Miss Silver continued to knit. Randall March turned to her with an exasperated expression.
“Well?”
“I do not know that I have anything to say, Randall.”
“I couldn’t very well stop him going to see Miss Freyne.”
“No.”
“What did you think of Robbins as reported by Mrs. Robbins via Judy Elliot?”
Miss Silver coughed.
“I think that Judy repeated what she heard. The turn of the words is unusual. She was repeating what she had heard Mrs. Robbins say.”
“Yes.”
Judy and Jerome Pilgrim made their way down the glass passage and came out into the street. It was so many months since he had set foot outside that everything had a strangeness.

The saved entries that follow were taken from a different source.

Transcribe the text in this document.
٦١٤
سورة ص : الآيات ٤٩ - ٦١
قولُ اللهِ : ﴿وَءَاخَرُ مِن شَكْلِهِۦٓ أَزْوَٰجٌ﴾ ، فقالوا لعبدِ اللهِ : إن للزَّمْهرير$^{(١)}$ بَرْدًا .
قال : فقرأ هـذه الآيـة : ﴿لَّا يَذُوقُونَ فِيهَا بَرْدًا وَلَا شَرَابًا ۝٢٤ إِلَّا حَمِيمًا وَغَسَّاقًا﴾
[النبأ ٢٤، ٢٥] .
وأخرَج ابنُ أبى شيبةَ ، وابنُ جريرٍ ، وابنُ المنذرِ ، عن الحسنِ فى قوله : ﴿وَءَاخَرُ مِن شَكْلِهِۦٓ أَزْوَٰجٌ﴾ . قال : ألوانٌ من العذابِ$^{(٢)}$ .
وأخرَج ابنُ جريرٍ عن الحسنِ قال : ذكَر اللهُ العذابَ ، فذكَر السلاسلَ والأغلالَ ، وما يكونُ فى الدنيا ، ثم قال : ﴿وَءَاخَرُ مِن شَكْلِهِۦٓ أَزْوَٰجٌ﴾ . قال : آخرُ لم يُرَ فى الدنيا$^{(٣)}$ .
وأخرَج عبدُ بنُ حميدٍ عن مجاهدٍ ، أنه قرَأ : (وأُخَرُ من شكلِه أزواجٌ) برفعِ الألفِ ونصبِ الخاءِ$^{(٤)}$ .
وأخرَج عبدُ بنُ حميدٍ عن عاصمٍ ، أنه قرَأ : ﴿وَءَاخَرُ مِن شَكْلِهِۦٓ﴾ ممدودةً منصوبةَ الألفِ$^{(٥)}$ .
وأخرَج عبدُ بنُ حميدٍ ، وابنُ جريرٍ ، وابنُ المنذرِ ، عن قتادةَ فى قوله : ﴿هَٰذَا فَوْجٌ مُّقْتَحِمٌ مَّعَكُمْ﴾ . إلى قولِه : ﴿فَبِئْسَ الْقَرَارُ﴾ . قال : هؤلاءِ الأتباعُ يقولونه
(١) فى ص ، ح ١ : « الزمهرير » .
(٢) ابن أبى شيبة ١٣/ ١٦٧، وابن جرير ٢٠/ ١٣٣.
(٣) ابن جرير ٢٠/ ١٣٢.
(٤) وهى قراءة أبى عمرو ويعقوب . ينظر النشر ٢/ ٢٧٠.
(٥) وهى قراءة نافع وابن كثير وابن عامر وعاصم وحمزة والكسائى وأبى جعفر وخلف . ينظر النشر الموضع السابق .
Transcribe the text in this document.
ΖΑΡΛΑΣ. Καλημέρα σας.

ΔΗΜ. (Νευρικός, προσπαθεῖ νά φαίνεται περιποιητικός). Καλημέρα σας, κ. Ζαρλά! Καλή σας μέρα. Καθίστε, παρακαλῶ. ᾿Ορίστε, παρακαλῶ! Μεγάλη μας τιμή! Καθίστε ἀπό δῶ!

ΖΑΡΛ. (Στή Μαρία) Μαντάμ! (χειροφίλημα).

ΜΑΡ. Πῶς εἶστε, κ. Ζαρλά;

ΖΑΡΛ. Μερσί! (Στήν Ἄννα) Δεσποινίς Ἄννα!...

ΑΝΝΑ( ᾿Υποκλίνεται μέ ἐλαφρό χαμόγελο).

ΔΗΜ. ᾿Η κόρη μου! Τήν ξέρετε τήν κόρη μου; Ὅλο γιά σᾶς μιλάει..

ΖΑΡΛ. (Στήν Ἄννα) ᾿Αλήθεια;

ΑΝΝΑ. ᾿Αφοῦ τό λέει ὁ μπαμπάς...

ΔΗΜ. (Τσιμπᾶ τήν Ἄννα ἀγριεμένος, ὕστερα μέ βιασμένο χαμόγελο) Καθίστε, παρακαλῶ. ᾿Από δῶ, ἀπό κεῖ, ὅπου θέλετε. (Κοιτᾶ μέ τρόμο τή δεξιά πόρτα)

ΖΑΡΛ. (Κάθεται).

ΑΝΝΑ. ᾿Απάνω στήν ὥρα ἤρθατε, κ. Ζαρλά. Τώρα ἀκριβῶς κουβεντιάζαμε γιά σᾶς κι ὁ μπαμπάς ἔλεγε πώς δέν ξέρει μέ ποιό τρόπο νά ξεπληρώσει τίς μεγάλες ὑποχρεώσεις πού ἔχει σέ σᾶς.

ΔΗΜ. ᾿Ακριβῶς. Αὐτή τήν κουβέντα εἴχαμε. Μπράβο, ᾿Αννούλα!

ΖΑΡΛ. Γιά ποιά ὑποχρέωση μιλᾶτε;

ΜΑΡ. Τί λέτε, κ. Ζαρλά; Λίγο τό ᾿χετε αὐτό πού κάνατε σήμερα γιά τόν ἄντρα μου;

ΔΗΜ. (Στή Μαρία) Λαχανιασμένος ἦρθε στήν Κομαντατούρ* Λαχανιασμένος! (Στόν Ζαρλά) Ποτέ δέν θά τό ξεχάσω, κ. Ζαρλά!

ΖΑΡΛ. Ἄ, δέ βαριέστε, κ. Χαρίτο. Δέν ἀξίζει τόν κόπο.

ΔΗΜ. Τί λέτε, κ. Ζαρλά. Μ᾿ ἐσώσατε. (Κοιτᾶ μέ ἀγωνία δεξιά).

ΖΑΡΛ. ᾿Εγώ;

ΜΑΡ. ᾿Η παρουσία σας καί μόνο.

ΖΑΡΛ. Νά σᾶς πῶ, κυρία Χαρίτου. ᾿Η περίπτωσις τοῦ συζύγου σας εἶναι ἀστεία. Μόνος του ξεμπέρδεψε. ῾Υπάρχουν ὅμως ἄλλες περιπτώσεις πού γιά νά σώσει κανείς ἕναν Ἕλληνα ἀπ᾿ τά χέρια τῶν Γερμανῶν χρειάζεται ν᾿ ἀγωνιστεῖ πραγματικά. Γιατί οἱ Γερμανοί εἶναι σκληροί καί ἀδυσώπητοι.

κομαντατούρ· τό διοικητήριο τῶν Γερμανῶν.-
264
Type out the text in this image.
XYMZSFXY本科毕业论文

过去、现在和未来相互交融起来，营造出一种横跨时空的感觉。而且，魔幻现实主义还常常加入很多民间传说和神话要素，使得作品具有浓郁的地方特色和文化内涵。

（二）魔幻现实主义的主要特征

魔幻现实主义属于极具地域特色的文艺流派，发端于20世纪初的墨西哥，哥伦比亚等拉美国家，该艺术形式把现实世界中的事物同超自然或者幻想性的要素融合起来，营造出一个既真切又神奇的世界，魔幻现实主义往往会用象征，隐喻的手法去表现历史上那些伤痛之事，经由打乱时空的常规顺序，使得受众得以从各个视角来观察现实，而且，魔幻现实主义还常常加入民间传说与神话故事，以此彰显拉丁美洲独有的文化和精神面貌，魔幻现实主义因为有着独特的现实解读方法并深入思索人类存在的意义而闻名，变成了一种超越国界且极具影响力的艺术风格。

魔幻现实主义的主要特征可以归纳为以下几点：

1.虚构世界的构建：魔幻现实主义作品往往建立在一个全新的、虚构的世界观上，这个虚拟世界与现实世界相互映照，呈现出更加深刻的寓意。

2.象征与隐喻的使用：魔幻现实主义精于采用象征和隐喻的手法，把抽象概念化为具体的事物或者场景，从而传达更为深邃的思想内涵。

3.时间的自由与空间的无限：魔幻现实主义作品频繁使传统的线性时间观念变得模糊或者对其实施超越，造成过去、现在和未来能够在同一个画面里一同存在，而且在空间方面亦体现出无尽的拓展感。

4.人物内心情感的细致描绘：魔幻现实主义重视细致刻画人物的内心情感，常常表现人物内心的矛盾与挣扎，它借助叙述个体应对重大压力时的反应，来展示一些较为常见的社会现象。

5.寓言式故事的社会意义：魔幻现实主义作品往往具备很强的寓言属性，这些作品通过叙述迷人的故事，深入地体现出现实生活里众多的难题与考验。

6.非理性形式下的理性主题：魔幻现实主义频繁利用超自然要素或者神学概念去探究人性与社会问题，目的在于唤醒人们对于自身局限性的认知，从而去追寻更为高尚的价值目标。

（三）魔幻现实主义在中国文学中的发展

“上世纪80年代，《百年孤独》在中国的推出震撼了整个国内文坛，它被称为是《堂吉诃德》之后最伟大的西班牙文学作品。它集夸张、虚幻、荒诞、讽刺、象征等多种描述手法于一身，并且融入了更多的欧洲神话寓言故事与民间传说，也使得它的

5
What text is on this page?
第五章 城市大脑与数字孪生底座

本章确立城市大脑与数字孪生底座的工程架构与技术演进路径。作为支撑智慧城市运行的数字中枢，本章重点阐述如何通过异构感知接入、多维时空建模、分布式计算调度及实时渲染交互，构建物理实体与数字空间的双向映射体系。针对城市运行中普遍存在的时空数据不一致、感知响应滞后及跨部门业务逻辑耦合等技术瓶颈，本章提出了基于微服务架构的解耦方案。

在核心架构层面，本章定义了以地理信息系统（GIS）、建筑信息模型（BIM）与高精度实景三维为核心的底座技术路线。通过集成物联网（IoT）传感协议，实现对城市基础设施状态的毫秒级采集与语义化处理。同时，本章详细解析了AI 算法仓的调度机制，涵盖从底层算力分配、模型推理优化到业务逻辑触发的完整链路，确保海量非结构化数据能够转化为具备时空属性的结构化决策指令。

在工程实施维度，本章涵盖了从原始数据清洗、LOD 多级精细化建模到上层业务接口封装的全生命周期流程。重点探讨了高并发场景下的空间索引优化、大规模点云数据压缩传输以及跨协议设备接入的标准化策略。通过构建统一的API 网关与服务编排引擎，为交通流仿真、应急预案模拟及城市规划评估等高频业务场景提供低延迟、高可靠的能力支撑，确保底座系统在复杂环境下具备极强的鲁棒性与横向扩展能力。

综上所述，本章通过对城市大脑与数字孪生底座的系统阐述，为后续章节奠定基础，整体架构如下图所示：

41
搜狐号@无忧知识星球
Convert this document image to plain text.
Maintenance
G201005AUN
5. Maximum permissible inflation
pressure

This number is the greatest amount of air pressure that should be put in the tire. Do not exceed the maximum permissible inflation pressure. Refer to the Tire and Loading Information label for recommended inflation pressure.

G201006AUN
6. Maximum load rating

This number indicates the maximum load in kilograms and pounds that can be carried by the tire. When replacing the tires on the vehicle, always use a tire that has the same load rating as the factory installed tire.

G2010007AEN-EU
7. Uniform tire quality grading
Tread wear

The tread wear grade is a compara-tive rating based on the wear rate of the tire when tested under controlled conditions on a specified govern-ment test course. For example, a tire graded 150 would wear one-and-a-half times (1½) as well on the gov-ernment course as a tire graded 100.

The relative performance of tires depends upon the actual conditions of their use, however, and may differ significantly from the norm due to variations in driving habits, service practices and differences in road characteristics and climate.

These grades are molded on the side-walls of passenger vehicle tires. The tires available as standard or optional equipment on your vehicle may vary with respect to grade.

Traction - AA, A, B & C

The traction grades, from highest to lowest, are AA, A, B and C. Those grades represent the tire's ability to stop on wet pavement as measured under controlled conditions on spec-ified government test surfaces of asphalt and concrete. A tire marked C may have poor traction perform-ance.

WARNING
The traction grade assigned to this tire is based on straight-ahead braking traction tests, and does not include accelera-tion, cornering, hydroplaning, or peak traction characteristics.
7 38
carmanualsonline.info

When you haven’t seen things for a long time you see them new. There were grey clouds with rifts of blue between. There was a light air that came against the face with a touch of damp in it. The winter had been dry and the runnel of water on the other side of the street had fallen low. On any other errand his mind would have been filled with these impressions and a hundred more, but now it was like looking at everything through a darkened glass.
They had gone about half the length to the stable gate, when there were running footsteps behind them. Lona Day came up, flushed and distressed.
“Oh, Captain Pilgrim!”
He stood leaning on his stick.
“Please go back, Lona. I am going to see Miss Freyne. I shan’t be long.”
She stared at him.
“I saw you out of Miss Janetta’s window. I simply couldn’t believe my eyes. You are not fit for this. Please, please come back! Judy, you shouldn’t have let him-it was very, very wrong of you.”
“Leave Judy out of it, please. It has nothing to do with her, and I shall be obliged if you will stop making a scene in the street. I shan’t be long.” He began to walk on again.
After a moment Lona turned and went back to the house. It certainly wouldn’t do any good to have a scene in the street. She looked about her in a smiling, easy way. You never knew who might be looking out of cottage windows. There was enough for the village to talk about without giving them any more. All anyone need think was that she had run after him with a message.